The impact of the recent hike in interest rates is not yet reflected in the weekly banking statistics, but most survey respondents expect a significant slowdown in borrowing as marginal customers are squeezed out of the market. On balance, commercial loan demand has been strong at District banks, particularly for energy and real estate financing. The strength of the latter is due to prior commitments, and is expected to decline in light of higher interest rates. Although interest rates on most variable rate loans have hit the 18 percent Texas usury ceiling on loans to corporations, most bankers expect to continue to supply working capital to financially sound customers. Total consumer loan demand remains high in spite of decreased availability of funds.

Mortgage loan demand is off sharply due to the prevailing 15 percent conventional mortgage rate and the declining availability of funds. Savings and loan associations are experiencing both disintermediation and transmediation (outflow of passbook savings funds for reinvestment in money market instruments within the same association). Savings balances at credit unions and other financial institutions are declining steadily. Bank customers are foregoing accumulated interest and actively cashing in 6-month CD's prior to maturity and reinvesting in new 6-month CD's at higher rates.

Nonresidential construction continues to be a major source of strength in the Southwest economy, although a few proposed projects have been canceled because of interest costs. Labor and material supplies remain tight due to heavy demand. Residential construction activity has slowed as many small custom builders are unable to secure interim financing, but high-volume builders in Dallas report sales exceeding their expectations.

Current dollar sales at District department stores continue to exceed last year's levels, but show no real increase after adjustment for inflation. Sales are expected to decline through the summer, and department store executives plan to continue their trim inventory levels.

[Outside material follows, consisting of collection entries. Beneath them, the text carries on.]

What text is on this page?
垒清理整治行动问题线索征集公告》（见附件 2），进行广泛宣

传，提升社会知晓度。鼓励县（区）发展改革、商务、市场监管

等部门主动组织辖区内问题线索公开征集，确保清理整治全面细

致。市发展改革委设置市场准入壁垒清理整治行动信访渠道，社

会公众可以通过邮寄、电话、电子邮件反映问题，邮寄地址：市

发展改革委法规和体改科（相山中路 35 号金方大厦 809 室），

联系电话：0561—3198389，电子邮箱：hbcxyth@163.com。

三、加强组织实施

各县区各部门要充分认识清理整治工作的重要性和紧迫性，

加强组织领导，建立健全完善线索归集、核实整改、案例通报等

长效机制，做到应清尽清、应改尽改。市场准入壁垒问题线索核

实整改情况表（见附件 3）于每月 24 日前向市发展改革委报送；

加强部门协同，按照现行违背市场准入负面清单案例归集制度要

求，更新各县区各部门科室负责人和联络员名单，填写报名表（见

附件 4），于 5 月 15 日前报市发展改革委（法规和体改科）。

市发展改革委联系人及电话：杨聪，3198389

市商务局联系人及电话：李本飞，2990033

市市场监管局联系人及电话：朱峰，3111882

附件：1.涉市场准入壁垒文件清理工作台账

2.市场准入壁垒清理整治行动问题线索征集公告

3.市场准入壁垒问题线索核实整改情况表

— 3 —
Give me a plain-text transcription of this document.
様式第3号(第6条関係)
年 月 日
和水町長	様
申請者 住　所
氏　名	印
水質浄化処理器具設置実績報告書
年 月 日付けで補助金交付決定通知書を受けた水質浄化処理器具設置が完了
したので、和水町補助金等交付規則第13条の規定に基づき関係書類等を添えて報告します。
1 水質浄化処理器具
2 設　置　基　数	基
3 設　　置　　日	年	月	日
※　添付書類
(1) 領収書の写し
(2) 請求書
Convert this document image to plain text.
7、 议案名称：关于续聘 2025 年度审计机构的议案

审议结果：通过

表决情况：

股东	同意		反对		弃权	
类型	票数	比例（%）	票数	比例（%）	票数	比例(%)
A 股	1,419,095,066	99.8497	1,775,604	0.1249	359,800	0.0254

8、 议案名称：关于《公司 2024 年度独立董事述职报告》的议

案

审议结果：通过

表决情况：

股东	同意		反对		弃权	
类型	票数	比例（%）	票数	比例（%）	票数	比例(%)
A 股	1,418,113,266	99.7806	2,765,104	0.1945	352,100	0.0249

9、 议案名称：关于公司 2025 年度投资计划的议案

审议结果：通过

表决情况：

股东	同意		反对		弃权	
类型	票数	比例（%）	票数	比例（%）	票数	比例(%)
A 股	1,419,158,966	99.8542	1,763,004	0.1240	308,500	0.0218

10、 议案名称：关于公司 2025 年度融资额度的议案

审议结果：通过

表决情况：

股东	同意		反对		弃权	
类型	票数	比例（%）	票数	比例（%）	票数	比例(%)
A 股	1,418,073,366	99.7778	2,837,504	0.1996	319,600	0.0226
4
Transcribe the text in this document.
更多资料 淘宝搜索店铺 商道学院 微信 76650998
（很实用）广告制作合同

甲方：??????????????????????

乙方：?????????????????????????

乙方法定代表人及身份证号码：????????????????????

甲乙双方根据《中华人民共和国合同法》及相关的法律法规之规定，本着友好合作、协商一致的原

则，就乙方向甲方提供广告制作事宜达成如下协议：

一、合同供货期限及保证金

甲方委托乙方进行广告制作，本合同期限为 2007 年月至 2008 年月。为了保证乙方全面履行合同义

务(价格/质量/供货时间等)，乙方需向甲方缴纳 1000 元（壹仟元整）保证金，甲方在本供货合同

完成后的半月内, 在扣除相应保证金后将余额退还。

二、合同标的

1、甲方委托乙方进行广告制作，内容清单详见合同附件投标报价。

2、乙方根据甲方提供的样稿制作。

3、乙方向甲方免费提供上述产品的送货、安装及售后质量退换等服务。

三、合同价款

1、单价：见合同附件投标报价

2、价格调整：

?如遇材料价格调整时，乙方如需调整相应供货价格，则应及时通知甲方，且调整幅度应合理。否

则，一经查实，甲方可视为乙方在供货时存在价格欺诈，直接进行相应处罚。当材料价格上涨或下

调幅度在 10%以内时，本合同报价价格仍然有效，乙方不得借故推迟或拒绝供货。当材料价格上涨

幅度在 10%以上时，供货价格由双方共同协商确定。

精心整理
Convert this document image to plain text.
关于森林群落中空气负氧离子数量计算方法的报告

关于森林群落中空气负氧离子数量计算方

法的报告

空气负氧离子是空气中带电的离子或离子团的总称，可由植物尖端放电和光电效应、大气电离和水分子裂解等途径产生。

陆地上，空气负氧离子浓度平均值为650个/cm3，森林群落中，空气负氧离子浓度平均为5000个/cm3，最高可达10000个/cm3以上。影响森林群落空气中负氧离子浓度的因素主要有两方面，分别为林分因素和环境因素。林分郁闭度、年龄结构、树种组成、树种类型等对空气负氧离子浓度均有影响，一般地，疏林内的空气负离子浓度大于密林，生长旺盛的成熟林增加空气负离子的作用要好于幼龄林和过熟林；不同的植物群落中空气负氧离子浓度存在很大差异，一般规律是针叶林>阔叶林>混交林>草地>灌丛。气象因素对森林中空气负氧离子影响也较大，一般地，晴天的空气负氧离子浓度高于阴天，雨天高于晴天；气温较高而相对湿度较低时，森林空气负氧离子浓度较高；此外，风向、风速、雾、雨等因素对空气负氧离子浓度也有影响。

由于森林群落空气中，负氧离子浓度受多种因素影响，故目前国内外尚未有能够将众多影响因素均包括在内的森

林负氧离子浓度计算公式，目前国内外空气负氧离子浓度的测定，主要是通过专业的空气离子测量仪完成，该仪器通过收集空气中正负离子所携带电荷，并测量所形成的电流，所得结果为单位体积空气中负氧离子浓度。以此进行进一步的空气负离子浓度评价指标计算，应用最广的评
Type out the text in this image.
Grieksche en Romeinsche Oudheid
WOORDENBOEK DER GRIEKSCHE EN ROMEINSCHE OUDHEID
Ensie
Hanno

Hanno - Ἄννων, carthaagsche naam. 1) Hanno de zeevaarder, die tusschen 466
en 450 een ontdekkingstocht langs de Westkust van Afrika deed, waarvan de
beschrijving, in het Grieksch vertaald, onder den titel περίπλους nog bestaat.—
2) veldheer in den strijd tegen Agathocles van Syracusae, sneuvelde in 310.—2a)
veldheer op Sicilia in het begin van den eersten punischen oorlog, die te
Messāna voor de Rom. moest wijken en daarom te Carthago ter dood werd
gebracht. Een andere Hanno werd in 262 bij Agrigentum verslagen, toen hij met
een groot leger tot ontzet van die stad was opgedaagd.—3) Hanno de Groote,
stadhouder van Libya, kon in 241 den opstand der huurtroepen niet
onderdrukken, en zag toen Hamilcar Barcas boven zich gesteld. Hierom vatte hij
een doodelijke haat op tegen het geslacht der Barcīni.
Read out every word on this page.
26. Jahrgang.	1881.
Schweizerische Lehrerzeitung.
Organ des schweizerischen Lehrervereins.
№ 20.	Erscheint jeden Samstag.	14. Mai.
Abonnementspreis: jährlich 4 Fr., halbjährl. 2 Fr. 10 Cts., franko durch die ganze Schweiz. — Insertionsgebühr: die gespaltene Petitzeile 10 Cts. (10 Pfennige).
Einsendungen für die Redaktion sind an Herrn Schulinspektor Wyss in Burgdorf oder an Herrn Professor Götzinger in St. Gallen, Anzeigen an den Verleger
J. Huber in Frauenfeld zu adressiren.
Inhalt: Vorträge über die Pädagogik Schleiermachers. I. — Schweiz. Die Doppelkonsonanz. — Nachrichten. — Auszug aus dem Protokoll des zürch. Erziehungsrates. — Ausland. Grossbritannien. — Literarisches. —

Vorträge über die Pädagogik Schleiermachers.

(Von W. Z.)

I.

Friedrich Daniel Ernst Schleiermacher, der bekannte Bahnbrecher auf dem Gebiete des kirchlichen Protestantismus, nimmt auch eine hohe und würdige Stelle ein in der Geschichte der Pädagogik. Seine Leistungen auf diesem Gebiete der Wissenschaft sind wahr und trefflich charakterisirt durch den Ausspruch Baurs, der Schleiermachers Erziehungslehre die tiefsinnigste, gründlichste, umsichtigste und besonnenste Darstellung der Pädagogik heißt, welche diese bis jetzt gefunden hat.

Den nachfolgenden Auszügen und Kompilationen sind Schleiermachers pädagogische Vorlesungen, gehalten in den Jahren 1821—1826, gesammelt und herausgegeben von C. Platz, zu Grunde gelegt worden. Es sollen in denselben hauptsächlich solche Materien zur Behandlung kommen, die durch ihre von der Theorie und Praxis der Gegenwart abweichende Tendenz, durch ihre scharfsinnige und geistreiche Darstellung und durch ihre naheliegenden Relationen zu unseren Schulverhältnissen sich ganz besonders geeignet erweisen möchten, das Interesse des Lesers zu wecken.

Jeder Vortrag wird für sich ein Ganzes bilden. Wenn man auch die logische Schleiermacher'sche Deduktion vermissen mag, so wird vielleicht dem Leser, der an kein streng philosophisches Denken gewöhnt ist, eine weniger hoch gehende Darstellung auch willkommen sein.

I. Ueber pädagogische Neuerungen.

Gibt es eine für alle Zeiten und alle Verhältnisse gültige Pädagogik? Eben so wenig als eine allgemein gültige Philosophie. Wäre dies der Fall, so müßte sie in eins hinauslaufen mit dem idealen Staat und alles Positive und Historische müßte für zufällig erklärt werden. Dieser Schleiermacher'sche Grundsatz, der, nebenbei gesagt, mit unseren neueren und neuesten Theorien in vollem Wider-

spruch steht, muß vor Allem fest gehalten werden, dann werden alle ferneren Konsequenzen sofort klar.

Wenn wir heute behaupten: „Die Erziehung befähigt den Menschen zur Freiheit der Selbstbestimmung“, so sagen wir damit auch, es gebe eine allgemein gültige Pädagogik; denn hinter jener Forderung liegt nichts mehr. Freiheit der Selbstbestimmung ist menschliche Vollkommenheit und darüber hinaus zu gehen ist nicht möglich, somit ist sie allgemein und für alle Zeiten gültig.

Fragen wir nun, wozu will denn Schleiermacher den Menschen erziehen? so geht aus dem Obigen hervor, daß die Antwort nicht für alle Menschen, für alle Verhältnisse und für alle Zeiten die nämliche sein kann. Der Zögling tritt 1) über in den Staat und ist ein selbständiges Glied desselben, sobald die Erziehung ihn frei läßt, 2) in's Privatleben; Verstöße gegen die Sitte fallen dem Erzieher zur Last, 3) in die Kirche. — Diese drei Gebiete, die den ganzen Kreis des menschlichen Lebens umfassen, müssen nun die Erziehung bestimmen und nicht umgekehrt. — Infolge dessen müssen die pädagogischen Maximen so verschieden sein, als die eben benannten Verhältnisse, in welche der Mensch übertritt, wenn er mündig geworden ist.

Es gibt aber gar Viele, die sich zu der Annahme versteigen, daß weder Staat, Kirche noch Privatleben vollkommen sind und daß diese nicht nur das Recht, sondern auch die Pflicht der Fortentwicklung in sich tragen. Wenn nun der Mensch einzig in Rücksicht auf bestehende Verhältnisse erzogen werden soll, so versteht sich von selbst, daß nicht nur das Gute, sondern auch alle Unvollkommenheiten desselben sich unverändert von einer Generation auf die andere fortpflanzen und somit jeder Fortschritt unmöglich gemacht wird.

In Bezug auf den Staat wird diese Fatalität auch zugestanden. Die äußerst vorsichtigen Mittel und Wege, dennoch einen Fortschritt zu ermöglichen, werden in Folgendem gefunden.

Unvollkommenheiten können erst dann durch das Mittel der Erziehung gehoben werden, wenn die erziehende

New auto sales are mixed. Demand for foreign and small domestic cars continues strong, while larger car sales drag. Tighter credit policies, such as lower loan limits and shorter repayment periods, continue to eliminate potential customers. Dealers' attempts to hold down inventory costs by limiting the selection of models are reported to be contributing to some loss in sales. Factory output in the District continues to trend upward, although at a reduced rate. Production in many building-related industries has began to decline, but output in other industries continues to expand. The District's only auto assembly plant will resume a double shift at the end of March. The second shift was laid off after last Christmas because of the slump in sales. Profit margins for all manufacturers are being squeezed by rising costs and declining productivity.

Favorable weather conditions continue to boost drilling activity, and the demand for inputs remains strong. Refinery shipments continue despite the Oil, Chemical, and Atomic Workers strike, which by all indications will be lengthy. Some settlements have been made with small refiners, but gaining new agreements with major refiners is proving to be much more difficult. The mild winter has left fuel oil suppliers with high inventory levels of heating oil. As a result, heating oil prices are expected to drop as inventory levels are reduced to make room for the increase in production of summer gasoline stocks.

Warm weather has encouraged early spring planting. Export demand for cotton is greater than previously anticipated since China expects to purchase up to 3 million bales this season. Contracting with growers for 1980 cotton is well advanced.